文春オンライン

亡くなった家族が遺したパソコンやスマホ──まず何をするべきか? 「デジタル遺品」最前線♯3

プロバイダによって異なる遺族対応

2017/11/07
note

亡くなった人のアカウントやデータは引き継げる?

──ところで、故人が使っていたパスワードが見つかったとして、それを使って故人のパソコンやスマホにログインすることについて、不正アクセス禁止法などの法律にひっかかる恐れはないんでしょうか。

古田 不正アクセス禁止法は、本人になりすました上で本人の許可なく、オンラインの回線を使ってアクセスするのが前提ですので、オフラインであれば問題ないと思います。

 逆に言うと、そこでメールを受信してしまうと抵触する恐れがありますが、亡くなった本人から「俺が死んだらお前に託す」という伝言があったことが証明できれば、本人の代理ということで抵触を免れるとも解釈もあります。

ADVERTISEMENT

──その証明というのは、どのようなレベルのものが必要なんですか。遺言のような手続きは必要なんでしょうか。

古田 デジタル遺品に詳しい法律家の話ですが、法的なものではなく、メールで「俺が死んだら頼むよ」という一筆が残っていることが証明できれば大丈夫です。エンディングノートに書いておいてもらうのでも構わないようです。

プロバイダによって異なる遺族対応

──Facebookにおける「追悼アカウント」のような仕組みでも大丈夫なんですね。

古田 専門家ではないので、法的な解釈は難しいです。ただ現実的には、本人の許可は関係なしに、遺族本人が亡くなった人のアカウントでログインすることは結構あるんですよ。

 亡くなった人のブログで、最新の投稿に「昨日未明、○○は天に召されました」「生前はお世話になりました」といったメッセージを家族が書いているケースをよく見かけますよね。あれは厳密には利用規約に違反している恐れがありますが、過去7~8年プロバイダーさんやSNS運営会社さん30~40社に話を聞いた限りは、それを咎める行為はないんですね。

 もちろん、ブログをそのまま無断で引き継ぐのはよくないと思いますが、ただ亡くなった直後に訃報を載せるために、遺族であることをいちいち証明して、運営側に許可を求めてアップするとなると、どうしても数日はかかってしまう。そうすると葬儀の告知ができなくなるので、現実的には黙認するしかない状態になっているんですよね。

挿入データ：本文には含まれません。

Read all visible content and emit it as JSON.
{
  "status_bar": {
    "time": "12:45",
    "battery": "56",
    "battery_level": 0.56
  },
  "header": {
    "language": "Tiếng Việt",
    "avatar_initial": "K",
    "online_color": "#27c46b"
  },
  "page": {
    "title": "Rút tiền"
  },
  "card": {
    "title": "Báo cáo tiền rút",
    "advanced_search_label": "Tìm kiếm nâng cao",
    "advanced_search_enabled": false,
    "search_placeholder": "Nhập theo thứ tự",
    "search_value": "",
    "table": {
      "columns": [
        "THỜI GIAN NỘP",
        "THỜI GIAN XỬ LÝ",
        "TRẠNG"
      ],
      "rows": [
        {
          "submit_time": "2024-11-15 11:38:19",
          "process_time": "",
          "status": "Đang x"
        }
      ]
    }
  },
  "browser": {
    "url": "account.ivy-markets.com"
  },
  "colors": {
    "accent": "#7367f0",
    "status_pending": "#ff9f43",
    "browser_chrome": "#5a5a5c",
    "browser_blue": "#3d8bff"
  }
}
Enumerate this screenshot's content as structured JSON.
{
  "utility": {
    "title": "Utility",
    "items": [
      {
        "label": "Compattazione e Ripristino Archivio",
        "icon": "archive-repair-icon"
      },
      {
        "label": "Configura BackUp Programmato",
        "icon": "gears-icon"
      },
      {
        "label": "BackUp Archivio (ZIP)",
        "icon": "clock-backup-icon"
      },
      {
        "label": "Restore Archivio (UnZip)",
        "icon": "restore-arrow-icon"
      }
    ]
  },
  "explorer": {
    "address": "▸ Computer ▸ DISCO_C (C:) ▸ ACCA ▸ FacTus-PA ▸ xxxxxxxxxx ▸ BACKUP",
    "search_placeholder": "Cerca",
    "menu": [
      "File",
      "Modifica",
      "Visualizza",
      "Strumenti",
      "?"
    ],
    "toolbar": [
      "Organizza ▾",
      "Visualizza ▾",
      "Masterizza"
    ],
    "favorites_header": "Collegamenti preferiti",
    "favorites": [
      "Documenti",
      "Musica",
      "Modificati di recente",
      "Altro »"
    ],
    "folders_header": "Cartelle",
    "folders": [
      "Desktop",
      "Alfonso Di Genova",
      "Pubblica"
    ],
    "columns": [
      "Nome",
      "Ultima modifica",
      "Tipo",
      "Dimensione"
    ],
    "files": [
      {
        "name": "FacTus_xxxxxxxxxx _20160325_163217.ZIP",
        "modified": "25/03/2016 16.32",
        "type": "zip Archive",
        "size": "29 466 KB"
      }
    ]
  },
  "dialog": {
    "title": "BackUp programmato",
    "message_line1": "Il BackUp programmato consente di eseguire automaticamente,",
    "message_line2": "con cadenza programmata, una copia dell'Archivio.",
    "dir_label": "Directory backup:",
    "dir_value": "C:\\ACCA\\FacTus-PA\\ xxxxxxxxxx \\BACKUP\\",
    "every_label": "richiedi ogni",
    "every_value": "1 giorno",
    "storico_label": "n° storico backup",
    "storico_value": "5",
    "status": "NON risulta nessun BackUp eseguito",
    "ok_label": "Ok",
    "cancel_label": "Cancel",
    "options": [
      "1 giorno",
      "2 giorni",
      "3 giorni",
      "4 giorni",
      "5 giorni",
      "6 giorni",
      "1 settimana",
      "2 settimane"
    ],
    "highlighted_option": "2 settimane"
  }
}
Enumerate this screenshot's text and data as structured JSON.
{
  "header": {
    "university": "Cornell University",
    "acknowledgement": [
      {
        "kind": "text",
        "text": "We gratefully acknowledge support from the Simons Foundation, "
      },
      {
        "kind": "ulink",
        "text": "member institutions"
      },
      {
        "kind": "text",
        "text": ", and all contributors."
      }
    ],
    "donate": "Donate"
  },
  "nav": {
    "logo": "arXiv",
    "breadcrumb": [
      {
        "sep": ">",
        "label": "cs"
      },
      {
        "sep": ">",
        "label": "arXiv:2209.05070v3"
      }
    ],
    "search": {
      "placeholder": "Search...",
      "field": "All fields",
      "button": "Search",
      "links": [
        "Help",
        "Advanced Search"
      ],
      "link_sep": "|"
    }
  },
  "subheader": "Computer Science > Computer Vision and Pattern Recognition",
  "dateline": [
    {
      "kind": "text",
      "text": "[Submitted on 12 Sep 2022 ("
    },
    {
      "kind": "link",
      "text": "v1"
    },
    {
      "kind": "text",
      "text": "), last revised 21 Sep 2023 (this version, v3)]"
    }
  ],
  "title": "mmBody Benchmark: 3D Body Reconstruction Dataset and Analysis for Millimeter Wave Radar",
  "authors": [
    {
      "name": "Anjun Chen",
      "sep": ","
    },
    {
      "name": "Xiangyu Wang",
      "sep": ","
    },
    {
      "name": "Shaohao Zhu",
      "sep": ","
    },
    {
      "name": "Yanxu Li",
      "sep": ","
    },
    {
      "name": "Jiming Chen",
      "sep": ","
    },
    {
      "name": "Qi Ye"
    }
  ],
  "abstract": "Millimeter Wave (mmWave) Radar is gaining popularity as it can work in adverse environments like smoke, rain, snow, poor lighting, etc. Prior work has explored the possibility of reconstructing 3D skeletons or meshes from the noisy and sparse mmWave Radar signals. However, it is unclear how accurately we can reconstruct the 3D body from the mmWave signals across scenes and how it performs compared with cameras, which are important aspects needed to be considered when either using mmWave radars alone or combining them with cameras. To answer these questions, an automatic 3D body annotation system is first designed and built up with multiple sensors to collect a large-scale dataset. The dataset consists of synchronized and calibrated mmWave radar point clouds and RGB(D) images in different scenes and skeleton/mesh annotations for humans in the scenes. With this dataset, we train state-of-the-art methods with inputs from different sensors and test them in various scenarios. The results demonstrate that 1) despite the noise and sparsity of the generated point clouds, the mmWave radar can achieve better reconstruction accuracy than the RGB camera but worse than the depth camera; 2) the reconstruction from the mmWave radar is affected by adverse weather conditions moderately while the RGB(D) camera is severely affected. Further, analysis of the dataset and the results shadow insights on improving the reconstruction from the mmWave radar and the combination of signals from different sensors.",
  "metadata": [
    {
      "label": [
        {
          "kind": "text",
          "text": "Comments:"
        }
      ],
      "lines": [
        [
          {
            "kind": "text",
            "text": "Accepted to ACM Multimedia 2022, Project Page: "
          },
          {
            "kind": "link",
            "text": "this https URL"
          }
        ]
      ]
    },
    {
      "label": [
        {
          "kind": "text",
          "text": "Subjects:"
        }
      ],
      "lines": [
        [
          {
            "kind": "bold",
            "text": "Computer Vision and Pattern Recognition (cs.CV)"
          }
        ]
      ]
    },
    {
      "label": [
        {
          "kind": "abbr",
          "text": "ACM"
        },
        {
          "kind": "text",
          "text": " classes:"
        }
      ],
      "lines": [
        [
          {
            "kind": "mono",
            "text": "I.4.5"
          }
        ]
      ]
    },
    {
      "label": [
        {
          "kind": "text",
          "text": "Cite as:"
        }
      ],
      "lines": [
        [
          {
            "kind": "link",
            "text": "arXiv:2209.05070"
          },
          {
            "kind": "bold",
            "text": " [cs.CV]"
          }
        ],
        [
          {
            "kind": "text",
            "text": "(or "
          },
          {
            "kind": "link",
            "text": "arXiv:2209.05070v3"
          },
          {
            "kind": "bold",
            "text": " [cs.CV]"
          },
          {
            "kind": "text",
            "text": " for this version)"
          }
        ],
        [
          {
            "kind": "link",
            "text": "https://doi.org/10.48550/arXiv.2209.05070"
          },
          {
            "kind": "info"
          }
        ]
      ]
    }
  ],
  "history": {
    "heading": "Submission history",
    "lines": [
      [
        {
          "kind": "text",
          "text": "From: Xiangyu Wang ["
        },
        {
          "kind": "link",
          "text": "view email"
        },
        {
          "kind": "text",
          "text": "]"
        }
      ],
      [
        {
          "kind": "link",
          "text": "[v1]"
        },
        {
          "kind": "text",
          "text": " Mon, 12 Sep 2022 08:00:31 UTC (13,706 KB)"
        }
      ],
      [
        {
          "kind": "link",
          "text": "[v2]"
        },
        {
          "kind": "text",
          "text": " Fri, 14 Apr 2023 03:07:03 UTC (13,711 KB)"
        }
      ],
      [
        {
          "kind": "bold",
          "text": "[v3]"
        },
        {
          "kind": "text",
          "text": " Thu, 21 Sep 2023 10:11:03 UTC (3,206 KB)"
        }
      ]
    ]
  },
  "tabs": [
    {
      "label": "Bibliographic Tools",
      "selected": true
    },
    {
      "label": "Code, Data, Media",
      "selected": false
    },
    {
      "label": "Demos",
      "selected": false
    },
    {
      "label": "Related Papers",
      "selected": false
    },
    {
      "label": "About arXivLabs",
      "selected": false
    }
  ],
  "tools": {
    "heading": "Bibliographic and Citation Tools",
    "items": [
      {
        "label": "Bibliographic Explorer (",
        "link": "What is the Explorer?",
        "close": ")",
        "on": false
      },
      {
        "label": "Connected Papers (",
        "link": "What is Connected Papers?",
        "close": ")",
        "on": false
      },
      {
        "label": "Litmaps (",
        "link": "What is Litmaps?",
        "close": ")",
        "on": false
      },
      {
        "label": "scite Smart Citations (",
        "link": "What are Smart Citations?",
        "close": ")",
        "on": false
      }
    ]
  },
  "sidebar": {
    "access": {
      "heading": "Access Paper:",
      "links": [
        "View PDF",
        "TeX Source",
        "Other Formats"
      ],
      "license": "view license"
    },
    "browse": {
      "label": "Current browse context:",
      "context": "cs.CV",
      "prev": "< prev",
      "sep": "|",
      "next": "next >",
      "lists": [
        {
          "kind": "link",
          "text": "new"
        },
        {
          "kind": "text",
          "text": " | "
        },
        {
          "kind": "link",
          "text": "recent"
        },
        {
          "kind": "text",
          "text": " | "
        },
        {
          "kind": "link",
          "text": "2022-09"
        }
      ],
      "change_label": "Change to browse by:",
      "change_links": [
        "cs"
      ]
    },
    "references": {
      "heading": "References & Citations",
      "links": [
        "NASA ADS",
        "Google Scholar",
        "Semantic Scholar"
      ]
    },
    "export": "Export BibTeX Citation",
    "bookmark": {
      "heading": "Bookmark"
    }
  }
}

プロバイダによって遺族対応は異なる ©iStock.com

──それは将来的には、法律なり規約なりが整備されていくんでしょうか。

古田 だと思います。デジタル遺品全般に言えることですが、遺族からメーカーやサービス提供側に相談に行った件数が、まだかなり少ないんですよね。それゆえ、遺族を視野に入れた相続関係の利用規約が全然固まっていないのが現状です。

 あと、プロバイダーによっても遺族対応がまったく違うんですよ。例えばBIGLOBEは「承継」といって、法定相続人がいればアカウントの引き継ぎを認めているんですが、niftyは「一身専属性」といって、亡くなったその人とだけ契約を交わしているので、たとえ家族であっても引き継ぎはできないというスタンスです。なのでniftyに遺族が相談した場合、身分証明がしっかり行えたとしても、できるのはアカウントの削除だけですね。

 実はBIGLOBEも、かつては一身専属性だったんですよ。でも遺族から何件も問い合わせを受けて、じゃあ承継できるようにしようと、2013年ぐらいに変わったんですね。インターネット黎明期は基本的にはみんな一身専属性だったんですが、2009年ぐらいから徐々に承継を認めようという流れがもでてきているんです。

 ただ、これが電子書籍になると、ちょっと事情が違ってきます。電子書籍は閲覧する権利だけを買っている形なので、本人が亡くなったら基本的には引き継げない。家族への引き継ぎが行えると利用規約に明記しているのはeBookJapanくらいです。動画サイトや音楽配信サイトも一身専属性のスタンスで、むしろそちらが普通の流れですね。